NavList:
A Community Devoted to the Preservation and Practice of Celestial Navigation and Other Methods of Traditional Wayfinding
Re: Traditional navigation by slide rule
From: Gary LaPook
Date: 2016 Jan 11, 05:54 +0000
From: Lu Abel <NoReply_LuAbel@fer3.com>
To: garylapook@pacbell.net
Sent: Sunday, January 10, 2016 6:24 PM
Subject: [NavList] Re: Traditional navigation by slide rule (correction)
From: Gary LaPook
Date: 2016 Jan 11, 05:54 +0000
The Pickett rules are made of aluminum.
For boat speeds you don't need three cycles, two cycles, 1 to 100, or even just one cycle, 1 to 10 knots or 1.5 to 15 knots , or 2 to 20 knots.
gl
From: Lu Abel <NoReply_LuAbel@fer3.com>
To: garylapook@pacbell.net
Sent: Sunday, January 10, 2016 6:24 PM
Subject: [NavList] Re: Traditional navigation by slide rule (correction)
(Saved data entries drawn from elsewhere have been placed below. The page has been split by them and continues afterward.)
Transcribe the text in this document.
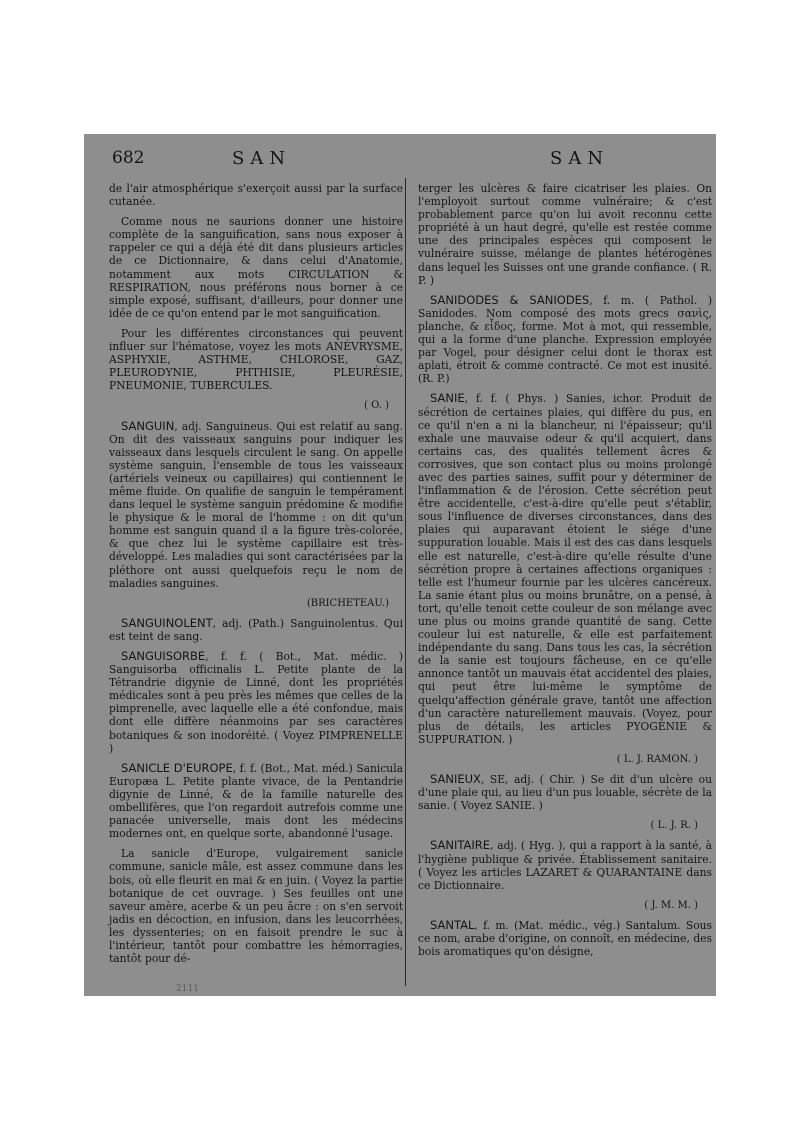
682	SAN	SAN

de l'air atmosphérique s'exerçoit aussi par la surface cutanée.

Comme nous ne saurions donner une histoire complète de la sanguification, sans nous exposer à rappeler ce qui a déjà été dit dans plusieurs articles de ce Dictionnaire, & dans celui d'Anatomie, notamment aux mots CIRCULATION & RESPIRATION, nous préférons nous borner à ce simple exposé, suffisant, d'ailleurs, pour donner une idée de ce qu'on entend par le mot sanguification.

Pour les différentes circonstances qui peuvent influer sur l'hématose, voyez les mots ANÉVRYSME, ASPHYXIE, ASTHME, CHLOROSE, GAZ, PLEURODYNIE, PHTHISIE, PLEURÉSIE, PNEUMONIE, TUBERCULES.

( O. )

SANGUIN, adj. Sanguineus. Qui est relatif au sang. On dit des vaisseaux sanguins pour indiquer les vaisseaux dans lesquels circulent le sang. On appelle système sanguin, l'ensemble de tous les vaisseaux (artériels veineux ou capillaires) qui contiennent le même fluide. On qualifie de sanguin le tempérament dans lequel le système sanguin prédomine & modifie le physique & le moral de l'homme : on dit qu'un homme est sanguin quand il a la figure très-colorée, & que chez lui le système capillaire est très-développé. Les maladies qui sont caractérisées par la pléthore ont aussi quelquefois reçu le nom de maladies sanguines.

(BRICHETEAU.)

SANGUINOLENT, adj. (Path.) Sanguinolentus. Qui est teint de sang.

SANGUISORBE, f. f. ( Bot., Mat. médic. ) Sanguisorba officinalis L. Petite plante de la Tétrandrie digynie de Linné, dont les propriétés médicales sont à peu près les mêmes que celles de la pimprenelle, avec laquelle elle a été confondue, mais dont elle diffère néanmoins par ses caractères botaniques & son inodoréité. ( Voyez PIMPRENELLE )

SANICLE D'EUROPE, f. f. (Bot., Mat. méd.) Sanicula Europæa L. Petite plante vivace, de la Pentandrie digynie de Linné, & de la famille naturelle des ombellifères, que l'on regardoit autrefois comme une panacée universelle, mais dont les médecins modernes ont, en quelque sorte, abandonné l'usage.

La sanicle d'Europe, vulgairement sanicle commune, sanicle mâle, est assez commune dans les bois, où elle fleurit en mai & en juin. ( Voyez la partie botanique de cet ouvrage. ) Ses feuilles ont une saveur amère, acerbe & un peu âcre : on s'en servoit jadis en décoction, en infusion, dans les leucorrhées, les dyssenteries; on en faisoit prendre le suc à l'intérieur, tantôt pour combattre les hémorragies, tantôt pour dé-

terger les ulcères & faire cicatriser les plaies. On l'employoit surtout comme vulnéraire; & c'est probablement parce qu'on lui avoit reconnu cette propriété à un haut degré, qu'elle est restée comme une des principales espèces qui composent le vulnéraire suisse, mélange de plantes hétérogènes dans lequel les Suisses ont une grande confiance. ( R. P. )

SANIDODES & SANIODES, f. m. ( Pathol. ) Sanidodes. Nom composé des mots grecs σανὶς, planche, & εἶδος, forme. Mot à mot, qui ressemble, qui a la forme d'une planche. Expression employée par Vogel, pour désigner celui dont le thorax est aplati, étroit & comme contracté. Ce mot est inusité. (R. P.)

SANIE, f. f. ( Phys. ) Sanies, ichor. Produit de sécrétion de certaines plaies, qui diffère du pus, en ce qu'il n'en a ni la blancheur, ni l'épaisseur; qu'il exhale une mauvaise odeur & qu'il acquiert, dans certains cas, des qualités tellement âcres & corrosives, que son contact plus ou moins prolongé avec des parties saines, suffit pour y déterminer de l'inflammation & de l'érosion. Cette sécrétion peut être accidentelle, c'est-à-dire qu'elle peut s'établir, sous l'influence de diverses circonstances, dans des plaies qui auparavant étoient le siége d'une suppuration louable. Mais il est des cas dans lesquels elle est naturelle, c'est-à-dire qu'elle résulte d'une sécrétion propre à certaines affections organiques : telle est l'humeur fournie par les ulcères cancéreux. La sanie étant plus ou moins brunâtre, on a pensé, à tort, qu'elle tenoit cette couleur de son mélange avec une plus ou moins grande quantité de sang. Cette couleur lui est naturelle, & elle est parfaitement indépendante du sang. Dans tous les cas, la sécrétion de la sanie est toujours fâcheuse, en ce qu'elle annonce tantôt un mauvais état accidentel des plaies, qui peut être lui-même le symptôme de quelqu'affection générale grave, tantôt une affection d'un caractère naturellement mauvais. (Voyez, pour plus de détails, les articles PYOGÉNIE & SUPPURATION. )

( L. J. RAMON. )

SANIEUX, SE, adj. ( Chir. ) Se dit d'un ulcère ou d'une plaie qui, au lieu d'un pus louable, sécrète de la sanie. ( Voyez SANIE. )

( L. J. R. )

SANITAIRE, adj. ( Hyg. ), qui a rapport à la santé, à l'hygiène publique & privée. Établissement sanitaire. ( Voyez les articles LAZARET & QUARANTAINE dans ce Dictionnaire.

( J. M. M. )

SANTAL, f. m. (Mat. médic., vég.) Santalum. Sous ce nom, arabe d'origine, on connoît, en médecine, des bois aromatiques qu'on désigne,

2111
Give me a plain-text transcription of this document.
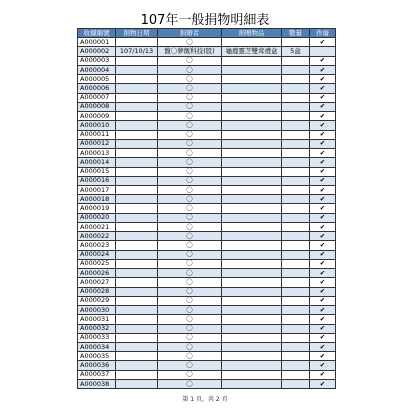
107年一般捐物明細表
收據編號	捐物日期	捐贈者	捐贈物品	數量	作廢
A000001		〇			✔
A000002	107/10/13	馥〇夢飯科技(股)	龜鹿靈芝雙茸禮盒	5盒	
A000003		〇			✔
A000004		〇			✔
A000005		〇			✔
A000006		〇			✔
A000007		〇			✔
A000008		〇			✔
A000009		〇			✔
A000010		〇			✔
A000011		〇			✔
A000012		〇			✔
A000013		〇			✔
A000014		〇			✔
A000015		〇			✔
A000016		〇			✔
A000017		〇			✔
A000018		〇			✔
A000019		〇			✔
A000020		〇			✔
A000021		〇			✔
A000022		〇			✔
A000023		〇			✔
A000024		〇			✔
A000025		〇			✔
A000026		〇			✔
A000027		〇			✔
A000028		〇			✔
A000029		〇			✔
A000030		〇			✔
A000031		〇			✔
A000032		〇			✔
A000033		〇			✔
A000034		〇			✔
A000035		〇			✔
A000036		〇			✔
A000037		〇			✔
A000038		〇			✔
第 1 頁，共 2 頁
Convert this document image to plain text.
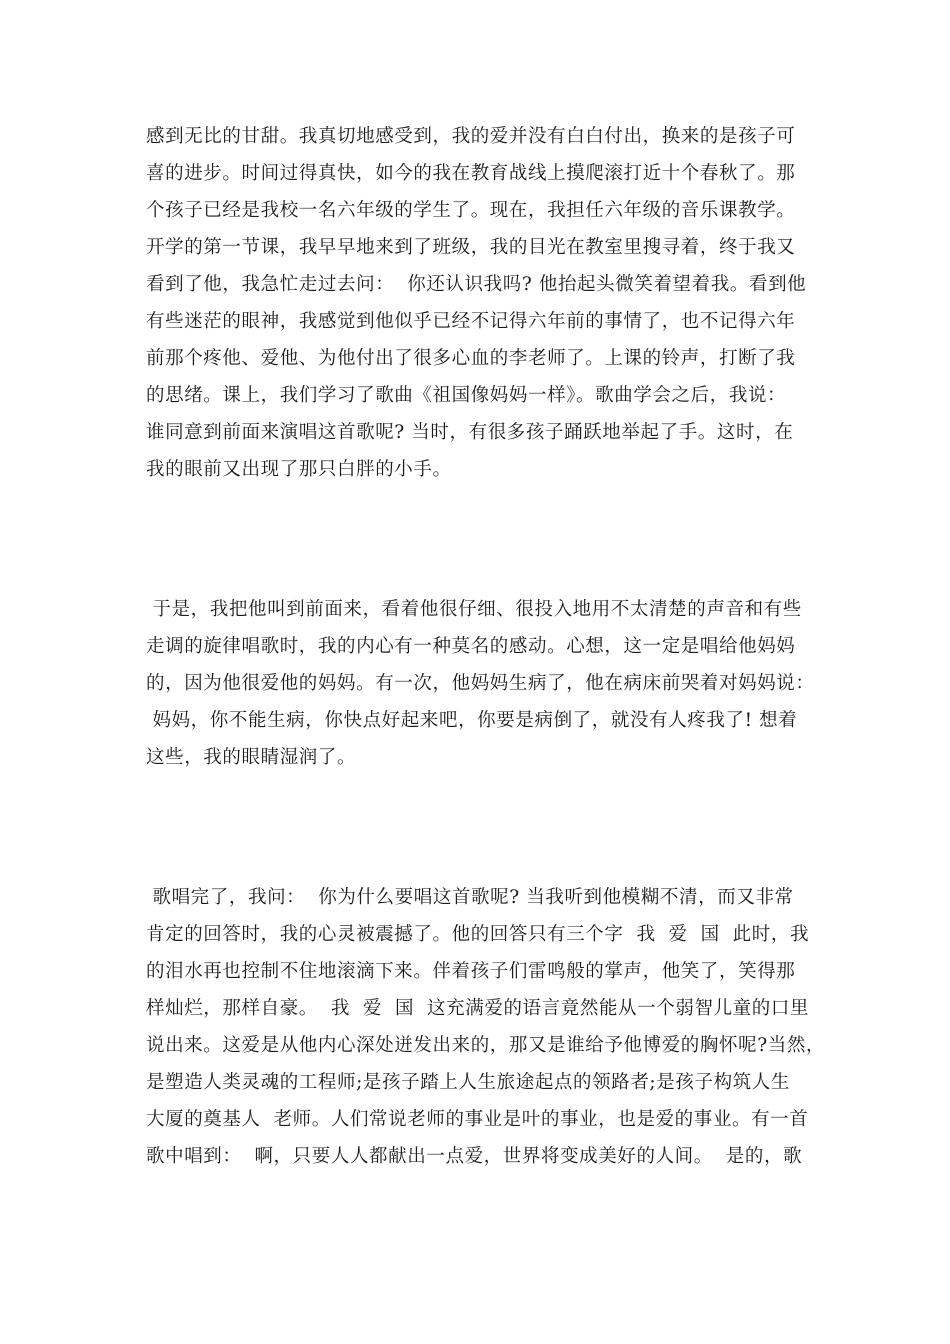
感到无比的甘甜。我真切地感受到，我的爱并没有白白付出，换来的是孩子可
喜的进步。时间过得真快，如今的我在教育战线上摸爬滚打近十个春秋了。那
个孩子已经是我校一名六年级的学生了。现在，我担任六年级的音乐课教学。
开学的第一节课，我早早地来到了班级，我的目光在教室里搜寻着，终于我又
看到了他，我急忙走过去问：  你还认识我吗? 他抬起头微笑着望着我。看到他
有些迷茫的眼神，我感觉到他似乎已经不记得六年前的事情了，也不记得六年
前那个疼他、爱他、为他付出了很多心血的李老师了。上课的铃声，打断了我
的思绪。课上，我们学习了歌曲《祖国像妈妈一样》。歌曲学会之后，我说：
谁同意到前面来演唱这首歌呢? 当时，有很多孩子踊跃地举起了手。这时，在
我的眼前又出现了那只白胖的小手。
于是，我把他叫到前面来，看着他很仔细、很投入地用不太清楚的声音和有些
走调的旋律唱歌时，我的内心有一种莫名的感动。心想，这一定是唱给他妈妈
的，因为他很爱他的妈妈。有一次，他妈妈生病了，他在病床前哭着对妈妈说：
妈妈，你不能生病，你快点好起来吧，你要是病倒了，就没有人疼我了! 想着
这些，我的眼睛湿润了。
歌唱完了，我问：  你为什么要唱这首歌呢? 当我听到他模糊不清，而又非常
肯定的回答时，我的心灵被震撼了。他的回答只有三个字  我  爱  国  此时，我
的泪水再也控制不住地滚滴下来。伴着孩子们雷鸣般的掌声，他笑了，笑得那
样灿烂，那样自豪。  我  爱  国  这充满爱的语言竟然能从一个弱智儿童的口里
说出来。这爱是从他内心深处迸发出来的，那又是谁给予他博爱的胸怀呢?当然，
是塑造人类灵魂的工程师;是孩子踏上人生旅途起点的领路者;是孩子构筑人生
大厦的奠基人  老师。人们常说老师的事业是叶的事业，也是爱的事业。有一首
歌中唱到：  啊，只要人人都献出一点爱，世界将变成美好的人间。  是的，歌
Two (and a half?) small comments on Bob Gothe's note (which, because of its size I am not attaching):
1. I don't think making a rule out of aluminum would be an issue:
a. You're speaking of small changes in temperature (say, from room temp to the temperature of one's hands), not hundreds of degrees.
b. More important, as long as everything expands uniformly, accuracy would not change.
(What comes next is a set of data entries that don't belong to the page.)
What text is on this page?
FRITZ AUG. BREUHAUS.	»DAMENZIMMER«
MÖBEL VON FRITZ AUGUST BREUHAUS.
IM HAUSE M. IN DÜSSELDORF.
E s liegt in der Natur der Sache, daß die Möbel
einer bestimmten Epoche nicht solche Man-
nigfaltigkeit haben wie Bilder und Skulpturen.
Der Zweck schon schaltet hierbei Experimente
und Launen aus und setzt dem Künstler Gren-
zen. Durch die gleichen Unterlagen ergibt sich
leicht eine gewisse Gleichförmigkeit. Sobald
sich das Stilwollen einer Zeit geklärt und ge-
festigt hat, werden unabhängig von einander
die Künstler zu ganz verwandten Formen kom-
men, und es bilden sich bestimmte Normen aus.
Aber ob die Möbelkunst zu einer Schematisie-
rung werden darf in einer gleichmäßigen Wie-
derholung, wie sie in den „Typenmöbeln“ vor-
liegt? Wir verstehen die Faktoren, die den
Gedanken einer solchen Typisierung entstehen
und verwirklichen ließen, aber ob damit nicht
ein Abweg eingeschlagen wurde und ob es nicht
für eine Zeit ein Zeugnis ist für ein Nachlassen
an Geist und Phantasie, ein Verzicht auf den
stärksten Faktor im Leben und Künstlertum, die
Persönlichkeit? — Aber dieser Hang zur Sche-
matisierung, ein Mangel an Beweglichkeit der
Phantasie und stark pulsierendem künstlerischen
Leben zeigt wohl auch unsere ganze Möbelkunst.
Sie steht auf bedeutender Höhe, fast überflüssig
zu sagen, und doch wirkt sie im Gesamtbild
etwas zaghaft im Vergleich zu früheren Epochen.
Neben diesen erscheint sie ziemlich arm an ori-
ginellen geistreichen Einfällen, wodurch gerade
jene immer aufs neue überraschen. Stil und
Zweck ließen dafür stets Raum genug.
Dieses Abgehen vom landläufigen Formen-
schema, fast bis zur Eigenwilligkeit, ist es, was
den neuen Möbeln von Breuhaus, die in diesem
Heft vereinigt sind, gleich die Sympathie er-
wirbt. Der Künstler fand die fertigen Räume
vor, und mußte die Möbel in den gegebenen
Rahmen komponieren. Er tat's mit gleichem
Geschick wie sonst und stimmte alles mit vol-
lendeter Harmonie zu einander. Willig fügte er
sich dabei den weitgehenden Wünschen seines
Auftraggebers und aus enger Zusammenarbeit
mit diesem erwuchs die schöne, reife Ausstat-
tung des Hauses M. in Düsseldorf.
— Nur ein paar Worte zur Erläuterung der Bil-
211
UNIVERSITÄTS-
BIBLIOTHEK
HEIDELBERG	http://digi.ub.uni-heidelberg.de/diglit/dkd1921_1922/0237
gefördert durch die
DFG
2. I don't think the range of calculations (1 to 1000 knots) would be an issue. The "1" on a slide rule can stand for 1, 10, 100, or 1000. What's important is relative values - a one knot set on an airplane traveling at Mach 1 is hardly worth noting, whereas us sailors would surely be concerned about a one not set at six knots.